Dry Coolers for Battery Rack Liquid Cooling Circuits in BESS Applications

In a battery rack liquid cooling circuit, a water or water–glycol mixture circulates through cold plates or cooling channels integrated within the battery modules. The coolant absorbs heat generated during charging and discharging cycles and then flows to a dry cooler, where the heat is transferred to ambient air through finned coils and axial fans.

This closed-loop system ensures:

• Stable battery operating temperatures

• Uniform temperature distribution across racks

• Electrical isolation and leak-free operation

Why Dry Coolers Are Preferred for Rack-Level Cooling

Precise Thermal Control

Dry coolers help maintain battery temperatures within the optimal range, minimizing thermal gradients that can accelerate cell degradation.

Zero Water Consumption

Unlike evaporative cooling systems, dry coolers operate in 100% dry mode, eliminating water usage, scaling, and biological growth risks.

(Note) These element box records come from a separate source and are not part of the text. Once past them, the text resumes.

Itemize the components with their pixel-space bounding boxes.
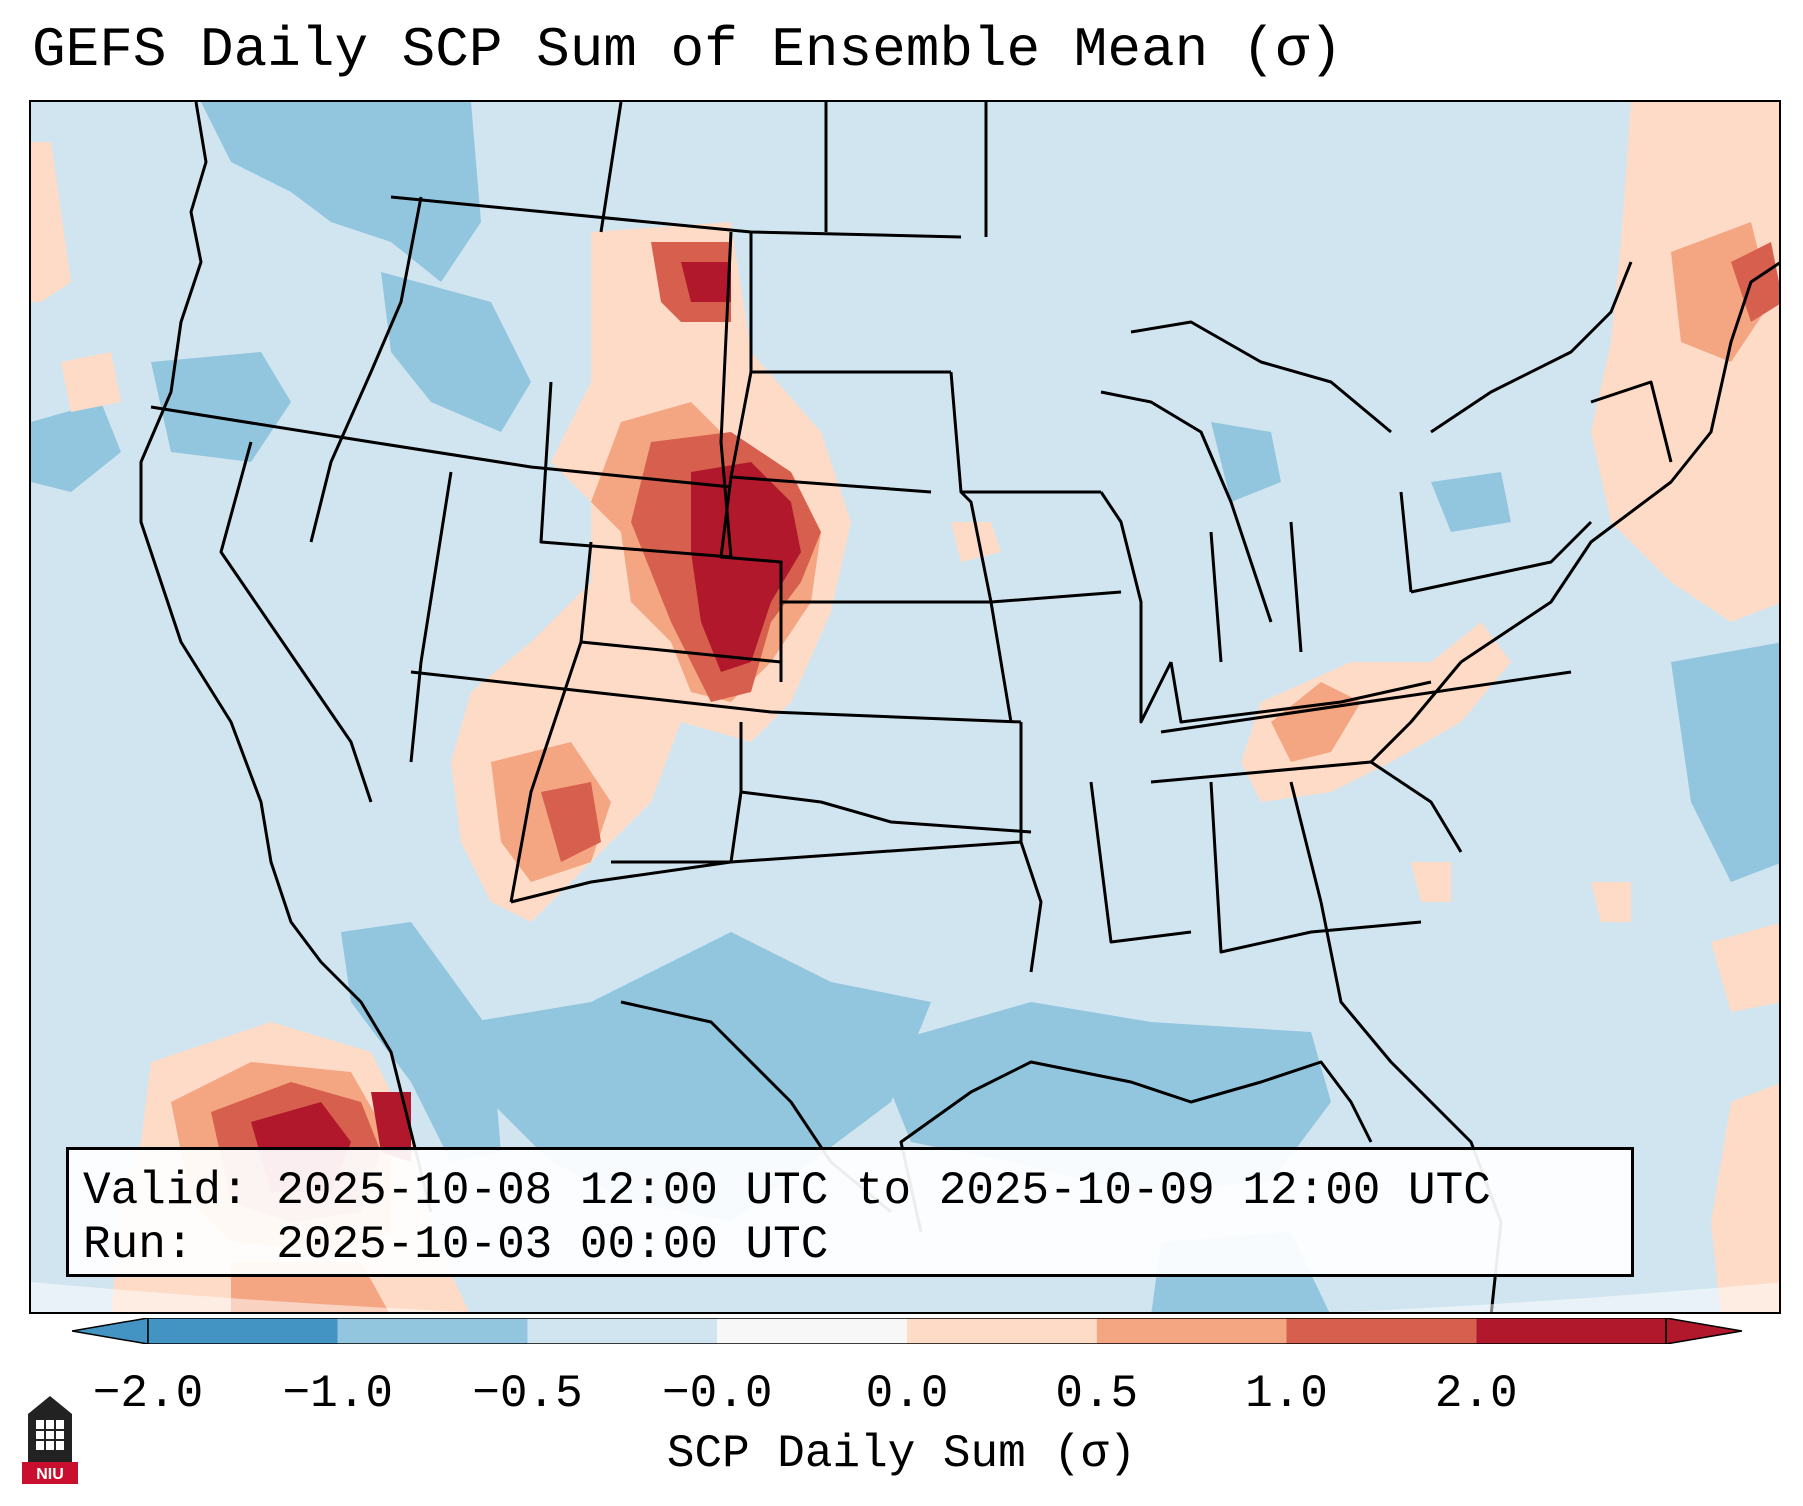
colorbar-tick-label: 1.0 xyxy=(1245,1368,1328,1420)
negative-anomaly-areas xyxy=(31,102,1779,1312)
colorbar-tick-label: −1.0 xyxy=(282,1368,393,1420)
colorbar-segment xyxy=(1286,1318,1477,1344)
colorbar-tick-label: −0.5 xyxy=(472,1368,583,1420)
state-borders xyxy=(139,102,1779,1312)
colorbar-tick-label: −0.0 xyxy=(662,1368,773,1420)
colorbar-segment xyxy=(717,1318,907,1344)
map-panel xyxy=(29,100,1781,1314)
colorbar-extend-high xyxy=(1665,1318,1742,1344)
run-time-text: Run: 2025-10-03 00:00 UTC xyxy=(83,1219,829,1271)
logo-text: NIU xyxy=(36,1466,64,1483)
valid-run-info-box: Valid: 2025-10-08 12:00 UTC to 2025-10-0… xyxy=(66,1147,1634,1277)
colorbar-segment xyxy=(907,1318,1097,1344)
colorbar-segment xyxy=(337,1318,528,1344)
colorbar-tick-label: −2.0 xyxy=(92,1368,204,1420)
colorbar xyxy=(72,1318,1742,1344)
colorbar-segment xyxy=(1096,1318,1287,1344)
map-canvas xyxy=(31,102,1779,1312)
colorbar-tick-label: 0.5 xyxy=(1055,1368,1139,1420)
colorbar-segment xyxy=(527,1318,718,1344)
colorbar-segment xyxy=(1476,1318,1666,1344)
colorbar-extend-low xyxy=(72,1318,149,1344)
niu-logo: NIU xyxy=(22,1396,78,1484)
projection-edge xyxy=(31,1282,1779,1312)
figure-title: GEFS Daily SCP Sum of Ensemble Mean (σ) xyxy=(32,18,1343,82)
colorbar-label: SCP Daily Sum (σ) xyxy=(666,1428,1137,1480)
colorbar-segment xyxy=(148,1318,338,1344)
colorbar-tick-label: 0.0 xyxy=(865,1368,949,1420)
colorbar-tick-label: 2.0 xyxy=(1434,1368,1518,1420)
valid-time-text: Valid: 2025-10-08 12:00 UTC to 2025-10-0… xyxy=(83,1165,1491,1217)
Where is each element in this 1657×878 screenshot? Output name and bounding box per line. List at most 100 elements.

High Reliability for Mission-Critical Systems

With simple mechanical components and robust design, dry coolers are well suited for unattended and remote BESS sites.

Scalability & Modularity

Dry coolers can be easily matched to rack-based cooling loops, supporting modular expansion as BESS capacity grows.

All-Climate Operation

Designed for use with glycol mixtures, dry coolers ensure safe operation in both high-ambient and sub-zero environments.

Typical Configuration for Battery Rack Cooling

• Cooling medium: Water / water–glycol

• Circuit type: Closed-loop liquid cooling

• Dry cooler coils: Finned tube heat exchangers

• Fans: EC axial fans with variable speed control

• Control interface: Integrated with BMS / EMS

• Installation: Outdoor, container roof, or ground-mounted

Optional features include N+1 fan redundancy, low-noise fan packages, and corrosion-resistant coil coatings.

Applications in BESS Installations

Dry coolers supporting battery rack liquid cooling circuits are commonly used in:

• Containerized lithium-ion battery systems

• Utility-scale grid energy storage plants

• Renewable energy + storage projects

• Fast EV charging stations with on-site storage

• Data center and telecom battery backup systems

Design Considerations for Rack-Level Dry Cooling

When selecting a dry cooler for battery rack cooling circuits, key parameters include:

• Total heat rejection per rack and per container

• Supply and return coolant temperatures

• Maximum ambient air temperature

• Flow rate and pressure drop limitations

• Redundancy and uptime requirements

• Noise and environmental constraints

Proper sizing ensures stable operation even during peak charging and discharging cycles.

Benefits for Battery System Integrators & Operators

• Enhanced battery safety and thermal stability

• Extended battery life and reduced degradation rates

• Lower operational and maintenance costs

• Simplified system architecture

• Compliance with sustainability and water conservation goals

Conclusion

Dry coolers used in battery rack liquid cooling circuits are a critical component of modern BESS thermal management strategies. By delivering efficient, water-free heat rejection with high reliability, dry coolers help maintain optimal battery temperatures, protect system assets, and support long-term energy storage performance.